On 12/04/13 17:15, Andy Seaborne wrote:
On 12/04/13 15:06, "Dr. André Lanka" wrote:
Hello to all,
Hi there,
Could you put this on JIRA please? ideally with a complete test case to
make sure we're agree on the details.
https://issues.apache.org/jira/browse/JENA-437
Is it TDB specific only?
No, although TDB is more likely to bump into it.
Thanks,
Andy
we've got duplicated statements within the same model (stored in a
GraphTripleStoreMem). Duplicated means that each of the three components
s,p and o are pairwise equal between the statements.
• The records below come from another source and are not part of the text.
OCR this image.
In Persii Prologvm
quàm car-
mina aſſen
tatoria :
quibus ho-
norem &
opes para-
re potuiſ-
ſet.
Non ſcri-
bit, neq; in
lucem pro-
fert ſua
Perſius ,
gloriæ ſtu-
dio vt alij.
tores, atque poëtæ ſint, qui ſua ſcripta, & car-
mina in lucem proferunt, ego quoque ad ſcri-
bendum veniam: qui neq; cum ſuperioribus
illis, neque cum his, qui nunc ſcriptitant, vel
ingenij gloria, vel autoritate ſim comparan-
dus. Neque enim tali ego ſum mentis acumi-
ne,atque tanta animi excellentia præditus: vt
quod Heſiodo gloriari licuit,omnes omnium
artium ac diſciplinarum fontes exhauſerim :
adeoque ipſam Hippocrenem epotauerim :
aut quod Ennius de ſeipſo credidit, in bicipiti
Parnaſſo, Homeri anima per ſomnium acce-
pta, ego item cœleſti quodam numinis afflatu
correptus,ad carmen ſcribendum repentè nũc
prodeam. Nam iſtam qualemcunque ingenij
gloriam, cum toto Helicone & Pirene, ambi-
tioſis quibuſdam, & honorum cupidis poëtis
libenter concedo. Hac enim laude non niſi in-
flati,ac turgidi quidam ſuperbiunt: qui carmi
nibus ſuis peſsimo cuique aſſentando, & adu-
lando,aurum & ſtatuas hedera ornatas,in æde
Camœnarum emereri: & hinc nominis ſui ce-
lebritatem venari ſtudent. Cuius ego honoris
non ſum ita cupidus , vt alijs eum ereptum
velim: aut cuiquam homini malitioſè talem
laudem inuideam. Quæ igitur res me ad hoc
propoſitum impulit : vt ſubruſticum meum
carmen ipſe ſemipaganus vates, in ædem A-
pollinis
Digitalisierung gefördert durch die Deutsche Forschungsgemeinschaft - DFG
The reason is that the literals have differing hashCodes so that they
are added twice to the model. This is because the hashCode method for
XSDDateTime doesn't respect the scale of the milliseconds (field 8 in
the data array). When you call Model.createTypedLiteral(Calendar) the
scale is either zero or three. Whereas TDB formats it (while reading
from the triple store) to 0,1,2 or 3 digits depending on the number of
zeros at the end (DateTimeNode.unpack). So you can put a xsd:dateTime
into TDB and get back a literal that equals the given one but has
another hashCode.
You can reproduce it by using a TDB backed model and do:
Calendar cal=GregorianCalendar.getInstance();
cal.setTimeInMillis(System.currentTimeMillis()/100*100);
Literal literal = model.createTypedLiteral(cal);
model.add(s1, p1, model.createTypedLiteral(cal));
Statement statement = model.listStatements(s1, p1, (RDFNode)null
).next();
Literal value = statement.getLiteral();
assertTrue(literal.equals(value));
assertTrue(literal.hashCode()==value.hashCode());
The last line fails.
In order to respect the general contract of equals, XSDDateTime should
get a special getHashCode(LiteralLabel) method instead of using the one
from BaseDatatype. For instance this method could leave out array index
7 and 8 and could use the fractional seconds (xor with the double value)
instead.
Cheers
André